Eu disse ao Paulo pelo rádio e fiquei um pouco lembrando desse inglês e tentando reunir as poucas informações que sabia atá o momento. David era um rapaz que, em dado momento da vida, decidira pedir as contas num bom emprego, reunir todo o dinheiro que pode e foi viver tipo seis meses na América do Sul, foi escalar o Cho Oyu, o Everest – estava lá pela terceira vez e, segundo ele, o dinheiro acabara e agora, após ter feito um curso para ser professor de Matemática, teria que voltar a trabalhar.

A lembrança de David Sharp – Ele dizia que já tentara sem oxigênio, mas, que desta vez, iria escalar com oxigênio. Tinha forca suficiente para carregar seus cilindros e, portanto, não usaria sherpas. Que ele tinha muito pulmão, mas pouca perna. Ele era bem inglês. Um humor inglês.

Dizia que na América não se sabe falar inglês. Mas, quando estava no ABC, conversava com todos, comia bastante, tinha uma paciência inglesa para comer, com garfo e faca, a pouca carne que vinha nos ossos dos ensopados.

Que triste parece ter sido a sua subida para o cume. Parece que foi ao cume e que na volta, enfiou-se em uma cave, ao lado de um outro corpo que já estava lá, para morrer congelado. Ao lado, passando mais de não sei quantos escaladores e sherpas subindo ao cume e, alguns, clientes de uma grande expedição comercial, não pararam para ver o que ocorria.

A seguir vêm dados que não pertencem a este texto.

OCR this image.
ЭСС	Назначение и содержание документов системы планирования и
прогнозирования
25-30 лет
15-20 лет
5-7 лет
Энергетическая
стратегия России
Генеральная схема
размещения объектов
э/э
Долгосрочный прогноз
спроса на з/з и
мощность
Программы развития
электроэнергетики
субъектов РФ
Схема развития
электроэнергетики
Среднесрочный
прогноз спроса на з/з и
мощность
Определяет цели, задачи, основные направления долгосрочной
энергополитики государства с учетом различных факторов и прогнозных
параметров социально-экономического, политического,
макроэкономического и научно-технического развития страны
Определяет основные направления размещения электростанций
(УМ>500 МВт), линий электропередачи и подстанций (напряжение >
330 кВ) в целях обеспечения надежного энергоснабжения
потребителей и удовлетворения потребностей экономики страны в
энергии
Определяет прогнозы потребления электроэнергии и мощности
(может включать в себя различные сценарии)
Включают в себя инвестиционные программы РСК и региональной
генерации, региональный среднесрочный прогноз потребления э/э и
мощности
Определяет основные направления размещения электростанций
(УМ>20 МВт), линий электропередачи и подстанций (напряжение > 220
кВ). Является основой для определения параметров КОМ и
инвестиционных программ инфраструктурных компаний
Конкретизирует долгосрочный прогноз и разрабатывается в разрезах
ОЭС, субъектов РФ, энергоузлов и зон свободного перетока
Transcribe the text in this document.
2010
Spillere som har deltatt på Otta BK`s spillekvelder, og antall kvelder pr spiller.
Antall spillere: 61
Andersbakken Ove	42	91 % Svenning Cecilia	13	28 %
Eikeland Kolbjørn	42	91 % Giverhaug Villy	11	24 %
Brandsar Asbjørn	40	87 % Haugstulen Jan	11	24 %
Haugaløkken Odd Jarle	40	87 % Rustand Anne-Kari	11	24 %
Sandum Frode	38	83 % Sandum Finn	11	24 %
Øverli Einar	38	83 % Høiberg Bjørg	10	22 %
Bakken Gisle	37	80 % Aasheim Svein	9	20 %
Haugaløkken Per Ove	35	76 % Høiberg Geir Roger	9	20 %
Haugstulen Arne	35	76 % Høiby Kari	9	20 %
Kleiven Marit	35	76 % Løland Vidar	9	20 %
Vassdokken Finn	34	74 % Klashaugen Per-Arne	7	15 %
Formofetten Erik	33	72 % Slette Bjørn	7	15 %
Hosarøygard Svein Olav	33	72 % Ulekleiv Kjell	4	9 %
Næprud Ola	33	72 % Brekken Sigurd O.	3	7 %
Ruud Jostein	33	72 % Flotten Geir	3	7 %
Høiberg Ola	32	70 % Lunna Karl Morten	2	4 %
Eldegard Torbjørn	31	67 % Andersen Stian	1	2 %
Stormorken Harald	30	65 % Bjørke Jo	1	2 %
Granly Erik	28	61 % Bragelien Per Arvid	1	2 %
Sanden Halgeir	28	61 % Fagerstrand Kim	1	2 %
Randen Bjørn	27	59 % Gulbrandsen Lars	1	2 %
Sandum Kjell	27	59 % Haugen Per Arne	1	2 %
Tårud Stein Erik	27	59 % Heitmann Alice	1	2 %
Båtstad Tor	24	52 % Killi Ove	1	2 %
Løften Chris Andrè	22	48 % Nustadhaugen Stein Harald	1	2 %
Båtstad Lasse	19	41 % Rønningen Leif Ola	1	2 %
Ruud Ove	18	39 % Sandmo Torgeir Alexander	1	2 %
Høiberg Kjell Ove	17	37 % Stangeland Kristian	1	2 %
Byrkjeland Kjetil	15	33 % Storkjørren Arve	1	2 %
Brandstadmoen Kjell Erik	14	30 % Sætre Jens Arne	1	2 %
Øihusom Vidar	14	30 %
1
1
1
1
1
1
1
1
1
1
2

Um deles, me disse que o seu sherpa falou “não olha não, segue em frente”. E ele seguiu em frente para o cume. O turco disse ao Vitor que reconheceu o David, que parou e tentou tirá-lo da cave para dar O2, mas que não adiantou muito… Enfim, o que ocorreu não sabemos direito.

Pouco depois de recebermos, por rádio, a notícia da morte do David, um outro montanhista, o George, que estava no ABC comunicou-se com a gente e pediu-nos que ajudássemos a descer o Ravi, um malasiano, que também fazia parte do nosso grupo de permissão de escalada.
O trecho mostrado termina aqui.